The battle being waged by The Daily Telegraph and Sunday Telegraph
sports writers against Bulldogs CEO Malcolm Noad after he issued a
media ban on the newspapers has hit an all-time low. Integrity has been
thrown out the window, facts are being completely ignored, and
ridiculous claims are being made.

Last week, Phil Rothfield criticised Malcolm Noad in the Telegraph for
taking an overseas holiday at such a critical time of the year, with
several key contract negotiations being up in the air. He claimed that
Noad was not contactable and didn’t have global roaming on his mobile
phone.

Malcolm Noad responded in the blink of an eye, with a
media release published on the Bulldogs website. Not only was the speed
of the response an indication that Noad still had his finger on the
pulse at the Bulldogs, it also turned Rothfield’s claim that Noad was
not contactable on its head.

In his response, Noad explained the
reasons for the trip: “Last year at the Bulldogs 70th Anniversary
function I purchased a nine-day holiday to Greece during a charity
auction. In fact, I paid well over the actual value for the trip. The
conditions attached to the holiday stated that it had to be taken
between March and September this year. It made sense to book the trip
for this week while the Bulldogs had a bye so as I would not miss any
games and while the players and football staff also had some time off.”

He
also added that the Bulldogs board had approved the leave. He then
refuted Rothfield’s claims that his phone didn’t have global roaming.

“Rothfield’s
first error is that I cannot be contacted while overseas. My mobile
phone has international roaming, a standard feature available on all
mobile networks, and I have been in regular contact with the Bulldogs
Club and other people in Australia while I have been away.”

Rothfield
responded in a follow up article by declaring that he stood by every
word he wrote, and his colleagues at the paper have jumped in behind
him to continually try to bring down Noad over the trip.

It was
a Rebecca Wilson article that initially started the battle. It was in
response to that article that Malcolm Noad initiated the media ban
after listing the factual errors that Wilson had made. It failed to
stop Rebecca Wilson from relentlessly taking swipes however.

In her gossip column in the Sunday Telegraph,
she made the extraordinary claim that Noad’s stance against the papers
had caused Bulldogs crowd figures to drop from an average of 26,000 to
just 11,000 in the space of the two weeks. What Rebecca conveniently
failed to mention was that the 13th placed team had played their first
game of the season at the Showground against wooden spoon contenders,
Souths, during those two weeks. Fans hate the Showground, and have been
voting with their feet for years. They failed to draw a crowd of over
9000 to this game. That figure was probably on par with the club’s
expectations considering that last year, the club‘s premiership year,
they still only managed to average 9,130 spectators at the Showground.

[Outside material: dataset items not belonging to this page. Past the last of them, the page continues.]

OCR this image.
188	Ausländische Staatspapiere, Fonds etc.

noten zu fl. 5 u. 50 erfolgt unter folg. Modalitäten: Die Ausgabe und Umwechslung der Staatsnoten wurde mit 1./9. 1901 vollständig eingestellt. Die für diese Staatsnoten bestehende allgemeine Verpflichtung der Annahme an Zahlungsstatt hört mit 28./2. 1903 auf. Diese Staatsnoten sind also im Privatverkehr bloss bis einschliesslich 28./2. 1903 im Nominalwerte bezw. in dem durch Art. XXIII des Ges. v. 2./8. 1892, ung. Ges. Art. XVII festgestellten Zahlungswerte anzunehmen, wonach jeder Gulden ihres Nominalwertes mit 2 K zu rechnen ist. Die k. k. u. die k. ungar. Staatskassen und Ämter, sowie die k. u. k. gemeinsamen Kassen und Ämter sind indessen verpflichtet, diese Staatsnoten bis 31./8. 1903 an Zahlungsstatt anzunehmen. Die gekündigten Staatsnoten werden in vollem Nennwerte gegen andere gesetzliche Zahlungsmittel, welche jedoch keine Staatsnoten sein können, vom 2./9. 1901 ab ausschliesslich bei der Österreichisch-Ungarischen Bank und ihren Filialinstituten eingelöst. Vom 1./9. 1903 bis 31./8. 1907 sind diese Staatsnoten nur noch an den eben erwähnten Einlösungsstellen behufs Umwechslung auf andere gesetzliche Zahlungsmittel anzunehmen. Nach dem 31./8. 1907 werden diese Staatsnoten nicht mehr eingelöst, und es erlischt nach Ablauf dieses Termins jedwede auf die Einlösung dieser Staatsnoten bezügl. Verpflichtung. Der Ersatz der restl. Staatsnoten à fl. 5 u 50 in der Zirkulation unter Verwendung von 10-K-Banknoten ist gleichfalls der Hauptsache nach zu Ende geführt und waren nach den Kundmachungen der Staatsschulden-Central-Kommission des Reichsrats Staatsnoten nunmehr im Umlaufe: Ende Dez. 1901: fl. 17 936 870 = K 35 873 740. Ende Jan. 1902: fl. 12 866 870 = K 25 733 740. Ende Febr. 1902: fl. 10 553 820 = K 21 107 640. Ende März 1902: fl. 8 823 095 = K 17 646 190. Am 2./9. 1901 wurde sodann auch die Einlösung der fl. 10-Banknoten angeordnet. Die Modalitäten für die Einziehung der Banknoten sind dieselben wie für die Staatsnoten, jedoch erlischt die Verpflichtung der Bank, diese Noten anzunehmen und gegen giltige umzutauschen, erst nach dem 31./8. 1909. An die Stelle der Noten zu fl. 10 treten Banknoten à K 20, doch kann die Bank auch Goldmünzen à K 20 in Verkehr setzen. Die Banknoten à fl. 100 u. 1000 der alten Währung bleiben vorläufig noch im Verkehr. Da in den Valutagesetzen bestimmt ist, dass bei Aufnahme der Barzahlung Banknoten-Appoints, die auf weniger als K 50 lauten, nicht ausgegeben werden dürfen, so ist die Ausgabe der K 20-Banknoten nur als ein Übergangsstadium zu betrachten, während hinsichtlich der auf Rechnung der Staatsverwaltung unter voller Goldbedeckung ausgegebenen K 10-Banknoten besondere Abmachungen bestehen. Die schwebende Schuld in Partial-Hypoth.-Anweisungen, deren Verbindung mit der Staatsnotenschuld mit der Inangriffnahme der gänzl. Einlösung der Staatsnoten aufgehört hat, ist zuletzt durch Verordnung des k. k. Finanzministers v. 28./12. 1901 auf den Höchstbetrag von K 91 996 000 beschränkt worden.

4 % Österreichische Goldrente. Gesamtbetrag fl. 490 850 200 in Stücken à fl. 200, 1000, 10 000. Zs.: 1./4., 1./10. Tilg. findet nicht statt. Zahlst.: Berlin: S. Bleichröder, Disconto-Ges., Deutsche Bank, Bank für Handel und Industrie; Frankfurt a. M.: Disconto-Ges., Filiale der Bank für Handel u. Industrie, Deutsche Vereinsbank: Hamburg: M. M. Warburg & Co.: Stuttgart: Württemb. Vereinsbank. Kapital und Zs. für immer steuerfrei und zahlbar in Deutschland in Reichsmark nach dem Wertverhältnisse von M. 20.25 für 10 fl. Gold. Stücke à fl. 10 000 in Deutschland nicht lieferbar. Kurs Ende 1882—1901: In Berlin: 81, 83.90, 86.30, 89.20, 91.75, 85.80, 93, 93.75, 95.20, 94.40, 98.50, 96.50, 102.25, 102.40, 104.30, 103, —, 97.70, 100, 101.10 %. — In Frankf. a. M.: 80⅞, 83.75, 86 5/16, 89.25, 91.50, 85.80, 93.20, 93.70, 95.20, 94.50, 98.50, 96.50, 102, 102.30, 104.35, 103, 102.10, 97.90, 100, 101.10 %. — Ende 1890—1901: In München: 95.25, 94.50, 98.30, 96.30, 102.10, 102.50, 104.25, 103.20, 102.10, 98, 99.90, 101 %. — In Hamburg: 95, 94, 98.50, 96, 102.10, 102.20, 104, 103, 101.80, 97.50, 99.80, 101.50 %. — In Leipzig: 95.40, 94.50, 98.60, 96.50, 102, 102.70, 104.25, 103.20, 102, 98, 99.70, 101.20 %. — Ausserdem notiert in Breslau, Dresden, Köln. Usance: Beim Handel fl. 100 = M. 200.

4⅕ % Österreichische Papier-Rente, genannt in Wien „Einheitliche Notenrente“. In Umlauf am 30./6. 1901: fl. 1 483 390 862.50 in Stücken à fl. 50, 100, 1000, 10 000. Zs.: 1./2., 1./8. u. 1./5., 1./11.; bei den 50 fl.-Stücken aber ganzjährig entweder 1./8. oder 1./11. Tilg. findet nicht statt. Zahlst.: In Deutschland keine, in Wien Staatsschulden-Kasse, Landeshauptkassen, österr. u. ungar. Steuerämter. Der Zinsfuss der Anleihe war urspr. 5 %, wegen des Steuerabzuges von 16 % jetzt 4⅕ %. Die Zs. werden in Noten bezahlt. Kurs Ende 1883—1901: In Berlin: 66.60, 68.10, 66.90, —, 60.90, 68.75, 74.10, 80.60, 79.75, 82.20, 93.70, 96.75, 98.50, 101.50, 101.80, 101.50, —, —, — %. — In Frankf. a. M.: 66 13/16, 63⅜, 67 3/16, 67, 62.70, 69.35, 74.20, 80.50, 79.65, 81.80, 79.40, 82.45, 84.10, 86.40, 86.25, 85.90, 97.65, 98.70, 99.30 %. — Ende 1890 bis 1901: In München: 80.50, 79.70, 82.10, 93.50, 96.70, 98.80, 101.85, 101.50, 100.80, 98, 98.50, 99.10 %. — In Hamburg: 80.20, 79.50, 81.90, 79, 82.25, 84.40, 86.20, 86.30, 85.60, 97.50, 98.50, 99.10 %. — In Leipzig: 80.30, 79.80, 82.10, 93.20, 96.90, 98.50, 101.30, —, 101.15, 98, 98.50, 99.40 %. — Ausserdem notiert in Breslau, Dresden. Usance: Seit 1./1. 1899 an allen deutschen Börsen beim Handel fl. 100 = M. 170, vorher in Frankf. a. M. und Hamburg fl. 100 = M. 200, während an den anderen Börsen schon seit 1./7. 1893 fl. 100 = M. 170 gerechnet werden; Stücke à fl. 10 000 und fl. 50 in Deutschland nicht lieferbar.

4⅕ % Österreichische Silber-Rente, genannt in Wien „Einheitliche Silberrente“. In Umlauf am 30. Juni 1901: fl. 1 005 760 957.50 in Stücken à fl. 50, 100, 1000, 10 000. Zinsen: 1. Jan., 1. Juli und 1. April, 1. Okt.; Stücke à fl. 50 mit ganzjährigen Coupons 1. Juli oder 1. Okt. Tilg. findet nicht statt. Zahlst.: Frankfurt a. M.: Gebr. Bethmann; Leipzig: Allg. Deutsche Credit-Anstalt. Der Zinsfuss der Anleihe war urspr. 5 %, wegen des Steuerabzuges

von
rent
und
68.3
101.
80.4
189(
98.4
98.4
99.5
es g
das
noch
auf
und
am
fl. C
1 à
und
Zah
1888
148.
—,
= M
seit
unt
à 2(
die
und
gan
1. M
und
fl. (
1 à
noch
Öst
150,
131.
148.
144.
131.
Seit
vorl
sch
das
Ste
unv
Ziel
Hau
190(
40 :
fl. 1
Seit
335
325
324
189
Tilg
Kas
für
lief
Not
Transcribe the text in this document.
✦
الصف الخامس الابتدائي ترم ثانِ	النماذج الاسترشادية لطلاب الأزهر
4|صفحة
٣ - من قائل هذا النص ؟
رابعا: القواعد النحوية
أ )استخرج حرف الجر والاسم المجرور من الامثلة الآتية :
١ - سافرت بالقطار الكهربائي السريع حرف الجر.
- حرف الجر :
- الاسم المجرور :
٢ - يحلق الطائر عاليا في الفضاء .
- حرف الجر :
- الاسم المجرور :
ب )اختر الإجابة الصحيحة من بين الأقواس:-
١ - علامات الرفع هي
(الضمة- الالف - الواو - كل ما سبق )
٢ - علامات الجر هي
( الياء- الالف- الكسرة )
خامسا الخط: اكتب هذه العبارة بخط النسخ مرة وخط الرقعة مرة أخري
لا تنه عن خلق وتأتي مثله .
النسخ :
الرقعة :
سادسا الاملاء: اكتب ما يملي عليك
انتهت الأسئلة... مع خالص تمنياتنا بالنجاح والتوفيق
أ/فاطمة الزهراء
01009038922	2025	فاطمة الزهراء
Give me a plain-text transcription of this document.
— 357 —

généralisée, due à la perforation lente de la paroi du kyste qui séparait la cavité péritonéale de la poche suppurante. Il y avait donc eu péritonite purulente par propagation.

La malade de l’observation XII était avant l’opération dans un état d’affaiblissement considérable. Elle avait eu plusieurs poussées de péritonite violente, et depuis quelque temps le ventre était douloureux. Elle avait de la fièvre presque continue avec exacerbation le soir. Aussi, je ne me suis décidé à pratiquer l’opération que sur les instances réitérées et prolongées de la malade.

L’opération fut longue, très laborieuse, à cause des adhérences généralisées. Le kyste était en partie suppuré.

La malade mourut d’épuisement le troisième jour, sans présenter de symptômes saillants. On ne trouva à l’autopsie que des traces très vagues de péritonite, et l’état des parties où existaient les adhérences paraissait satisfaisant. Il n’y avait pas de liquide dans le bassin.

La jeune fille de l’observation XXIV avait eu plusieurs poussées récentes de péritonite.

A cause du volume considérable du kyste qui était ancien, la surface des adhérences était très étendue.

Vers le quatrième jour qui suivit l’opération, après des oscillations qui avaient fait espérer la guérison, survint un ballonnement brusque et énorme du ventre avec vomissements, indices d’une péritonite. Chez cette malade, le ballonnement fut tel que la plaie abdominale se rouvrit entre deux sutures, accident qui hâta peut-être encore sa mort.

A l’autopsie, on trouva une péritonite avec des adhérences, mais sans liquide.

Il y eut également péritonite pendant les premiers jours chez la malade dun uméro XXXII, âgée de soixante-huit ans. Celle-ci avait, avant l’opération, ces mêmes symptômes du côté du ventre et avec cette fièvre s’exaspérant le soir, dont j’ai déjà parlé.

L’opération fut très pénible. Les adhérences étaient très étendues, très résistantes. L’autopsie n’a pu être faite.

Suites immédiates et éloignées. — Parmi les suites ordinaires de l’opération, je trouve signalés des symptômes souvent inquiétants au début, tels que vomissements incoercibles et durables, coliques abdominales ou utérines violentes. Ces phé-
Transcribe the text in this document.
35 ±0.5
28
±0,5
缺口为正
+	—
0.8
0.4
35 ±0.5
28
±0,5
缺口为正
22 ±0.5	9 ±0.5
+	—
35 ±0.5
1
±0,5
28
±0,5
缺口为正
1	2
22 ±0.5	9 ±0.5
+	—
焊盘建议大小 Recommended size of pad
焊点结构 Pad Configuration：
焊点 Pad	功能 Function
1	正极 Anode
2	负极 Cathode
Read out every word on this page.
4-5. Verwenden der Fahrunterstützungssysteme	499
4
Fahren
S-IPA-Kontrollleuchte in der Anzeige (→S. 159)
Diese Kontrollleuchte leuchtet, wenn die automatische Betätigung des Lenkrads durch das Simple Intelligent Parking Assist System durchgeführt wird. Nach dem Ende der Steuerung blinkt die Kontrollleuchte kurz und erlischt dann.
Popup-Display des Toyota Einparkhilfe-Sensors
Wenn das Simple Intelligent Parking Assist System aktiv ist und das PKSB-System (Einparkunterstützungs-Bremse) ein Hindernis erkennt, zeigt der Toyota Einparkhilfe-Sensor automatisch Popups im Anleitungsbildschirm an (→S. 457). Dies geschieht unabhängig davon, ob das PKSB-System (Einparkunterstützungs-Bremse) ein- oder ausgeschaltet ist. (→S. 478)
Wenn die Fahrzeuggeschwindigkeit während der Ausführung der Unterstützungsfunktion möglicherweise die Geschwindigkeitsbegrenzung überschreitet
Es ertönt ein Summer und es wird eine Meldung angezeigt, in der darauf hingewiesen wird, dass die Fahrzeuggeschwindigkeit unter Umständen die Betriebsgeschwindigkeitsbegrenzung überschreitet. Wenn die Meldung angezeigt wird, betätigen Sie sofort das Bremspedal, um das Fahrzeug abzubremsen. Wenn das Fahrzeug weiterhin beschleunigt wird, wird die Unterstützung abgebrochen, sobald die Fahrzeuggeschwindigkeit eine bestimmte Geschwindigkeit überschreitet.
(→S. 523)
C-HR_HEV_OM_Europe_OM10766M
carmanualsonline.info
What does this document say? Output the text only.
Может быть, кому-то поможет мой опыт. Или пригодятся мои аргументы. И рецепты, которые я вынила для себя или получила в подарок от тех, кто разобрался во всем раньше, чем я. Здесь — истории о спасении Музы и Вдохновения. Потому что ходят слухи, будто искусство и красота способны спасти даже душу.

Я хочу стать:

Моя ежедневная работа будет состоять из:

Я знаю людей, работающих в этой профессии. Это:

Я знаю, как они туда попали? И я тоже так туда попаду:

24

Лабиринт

If those claims weren’t ridiculous enough, in Saturday’s Telegraph
Rebecca took another swipe at the Bulldogs CEO, claiming that had he
not taken his Greece trip, that the club could have been in a position
to announce the resignation of Braith Anasta, and instead may now have
to increase their offer by $50,000. Considering that both Braith and
his manager were unavailable for contract negotiations while Noad was
away, it’s surely invalid to claim that he could have somehow signed
Anasta up during that time.

Is it any wonder why Rebecca Wilson is fast becoming a dirty word among Rugby League fans?